I had no idea at first when or how I was supposed to use the strainer. I didn’t notice until the evening of the next day that the papers I took home included instructions. They directed me to start peeing into a jar instead of directly into the toilet, and if ever I saw anything odd, to pour it through the strainer as well. This seemed like a lot of work, so I decided to instead stay with my original plan to just do my business as usual and just keep an eye out for any anomalous output, at which point I’d deploy the strainer like a fishing net.

When I thought I saw a small shadow exit and vanish down the U-bend, though, I realized that my assumption the stone would float, ready for easy capture, had no foundation. A quick web search on the topic sank that notion handily. I allowed myself to believe that my problem had resolved itself, and attributed my continuing pain to abused organ-meat that would surely heal itself quickly.

On Wednesday morning, at around 5:30, I once again woke up to pain in my side. While only half as bad as that which I felt Sunday, it still got me on my feet, worried. I swallowed maximum doses of the pain pills, using a spoonful of oatmeal to fulfill the required “take with food” modifier; I felt too sick to eat any more. The pain seemed unusually stubborn. Amy pushed back against my low but rising panic, and my suggestions that I should return to the ER. By this time the sun had started to rise, and I chose (with Amy’s encouragement) to dose myself once again with a walk through the bright and the cold; I had, after all, spent most of the previous two days indoors, bunkered against the blizzard. Even though none of the sidewalks had been plowed yet, a brisk hike around one of the neighboring Newport mansions chased both the pain and the fear away once again, even if it didn’t explain why the pain arrived in the first place.
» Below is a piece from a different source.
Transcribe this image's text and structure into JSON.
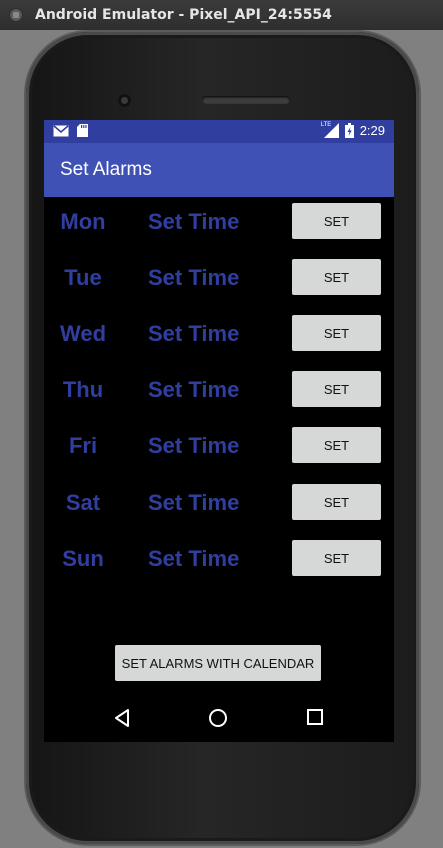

That afternoon, during an unrelated phone call, I felt what I must frankly describe as a pinching feeling, sharp but not very painful, in the middle of my penis. After wrapping up the call, I found that gently pressing down made the pinch sharper, suggesting that an interloper had indeed arrived from upstream. Well! With Amy’s permission, I chose a tupperware to sacrifice for science, and finally followed the instructions from those papers. Instantly, and without any unpleasant sensation, out came a dark object of just the right size. I’d caught it!

Or, as I type this, I think I caught it. The urologist would stay shuttered under the snow for the rest of that day, and by the time I finally connected with them I could make an appointment only as soon as next week. They assured me that leaving it in a baggie in the meantime is fine, and so this I do.

With the anomaly captured, I finished into the toilet as usual, surprised but not alarmed by the orange-brown hue of the urine; the literature had said this might accompany the stone’s passage. When I was done, I saw a lot of sediment at the bottom of the bowl, as well as something stranger: a larger, alien-looking red thing, a centimeter or two in length, its gooey tendrils waving in the water and looking like something alive. Horrible! Naturally, I had to collect it as well. Using a spoon we didn’t feel attached to, I fished it out, putting it into the strainer with the first rock, sealing the whole thing into a sandwich bag, and placing it my desk drawer for next week.

For a while I figured the red thing must have been the real stone, its ghastly shroud made of material scraped from its host ureter on the way down. I called it a “gnarly red devil-amoeba” on Twitter, to friends expressing gratitude for my not sharing photographs. But, days later, the object has dried to resemble a completely flat bloodstain, so while I may have been correct about its makeup — I’ll leave it for the urologist to decide — I now believe the first object I caught was the target after all.

I will update this post when I learn more from the lab. Otherwise, this experience apparently marks me as half again more likely than before to suffer another kidney stone within the next five years. Until I hear otherwise, I’ll assume that this came from chronic dehydration, and there’s little else to do besides knocking back far more water every day than I have been, taking special care to pair my favorite diuretic beverages with generous clear-water chasers. So: cheers.